Le tattiche sempre più brutali utilizzate dal Tatmadaw potrebbero essere un segno della crescente frustrazione dei militari, che dopo oltre due anni dalla presa del potere non riescono ad affermare la loro autorità nel Paese. La giunta controlla le maggiori città, ma ha serie difficoltà nelle zone etniche e nelle campagne. Nel settembre 2022, il NUG ha dichiarato che i gruppi PDF, insieme alle organizzazioni etniche armate, hanno il controllo effettivo di oltre la metà del Myanmar. I militari stessi hanno ammesso di avere un controllo stabile solo su 72 delle 330 province del Paese, circa un quarto del territorio birmano.

«La loro frustrazione deriva dal fatto che la resistenza locale rimane determinata ed efficace piuttosto che sgretolarsi rapidamente come potevano aver previsto i generali», ha affermato Richard Horsey, consigliere sul Myanmar per l’International Crisis Group. «Sembrano sperare che, imponendo un grave costo alle popolazioni civili, possano minare la base di appoggio per i gruppi di resistenza senza i rischi militari di una grande offensiva», ha aggiunto.

Il primo febbraio, il generale Min Aung Hlaing, presidente del Consiglio dell’amministrazione statale (Sac) e Comandante supremo delle forze armate birmane, ha prolungato di altri sei mesi lo stato di emergenza. Anche questa scelta sembrerebbe dimostrare la debolezza dell’esercito, che si era detto pronto a indire elezioni democratiche entro due anni: i militari avevano scatenato il colpo di stato proprio denunciando presunte irregolarità nelle elezioni che avevano dato la vittoria al partito della Suu Kyi, temendo che riforme costituzionali riducessero il loro enorme potere all’interno dello stato.

Secondo quanto annunciato dai vertici militari, nuove elezioni dovrebbero tenersi nella prossima estate.
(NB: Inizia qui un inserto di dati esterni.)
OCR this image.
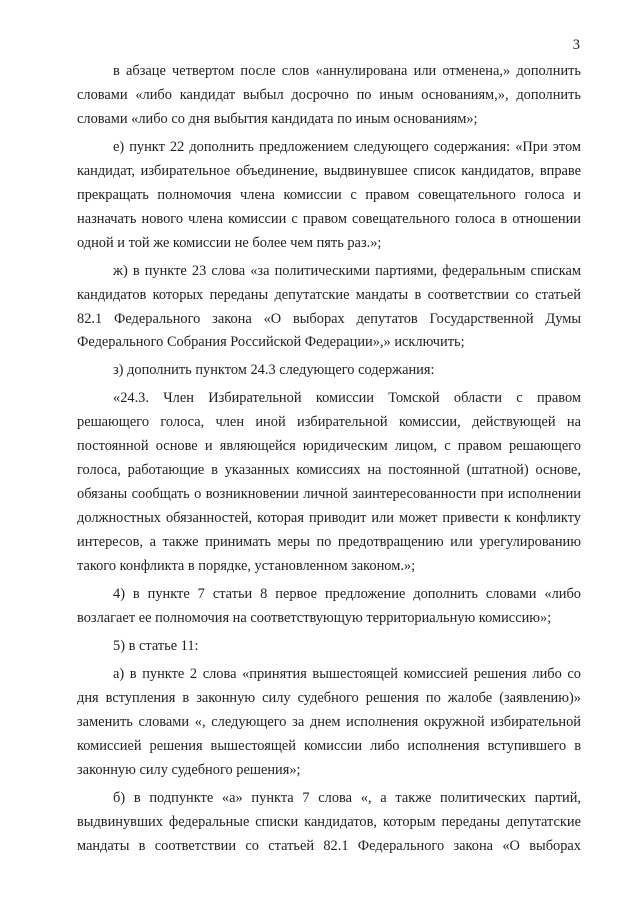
3

в абзаце четвертом после слов «аннулирована или отменена,» дополнить словами «либо кандидат выбыл досрочно по иным основаниям,», дополнить словами «либо со дня выбытия кандидата по иным основаниям»;

е) пункт 22 дополнить предложением следующего содержания: «При этом кандидат, избирательное объединение, выдвинувшее список кандидатов, вправе прекращать полномочия члена комиссии с правом совещательного голоса и назначать нового члена комиссии с правом совещательного голоса в отношении одной и той же комиссии не более чем пять раз.»;

ж) в пункте 23 слова «за политическими партиями, федеральным спискам кандидатов которых переданы депутатские мандаты в соответствии со статьей 82.1 Федерального закона «О выборах депутатов Государственной Думы Федерального Собрания Российской Федерации»,» исключить;

з) дополнить пунктом 24.3 следующего содержания:

«24.3. Член Избирательной комиссии Томской области с правом решающего голоса, член иной избирательной комиссии, действующей на постоянной основе и являющейся юридическим лицом, с правом решающего голоса, работающие в указанных комиссиях на постоянной (штатной) основе, обязаны сообщать о возникновении личной заинтересованности при исполнении должностных обязанностей, которая приводит или может привести к конфликту интересов, а также принимать меры по предотвращению или урегулированию такого конфликта в порядке, установленном законом.»;

4) в пункте 7 статьи 8 первое предложение дополнить словами «либо возлагает ее полномочия на соответствующую территориальную комиссию»;

5) в статье 11:

а) в пункте 2 слова «принятия вышестоящей комиссией решения либо со дня вступления в законную силу судебного решения по жалобе (заявлению)» заменить словами «, следующего за днем исполнения окружной избирательной комиссией решения вышестоящей комиссии либо исполнения вступившего в законную силу судебного решения»;

б) в подпункте «а» пункта 7 слова «, а также политических партий, выдвинувших федеральные списки кандидатов, которым переданы депутатские мандаты в соответствии со статьей 82.1 Федерального закона «О выборах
Ma vista la situazione nel Paese, sembra impossibile che si potranno svolgere in maniera libera e regolare. Più che altro, l’annuncio potrebbe essere stato fatto esclusivamente per ottenere maggiore legittimazione internazionale, e per guadagnare tempo.

Dall’altra parte, il NUG, continua a chiedere aiuto alle grandi potenze occidentali. Un aiuto che attualmente, non sembra esserci nel concreto e che potrebbe far infuocare ancora di più questo conflitto dimenticato e infinito.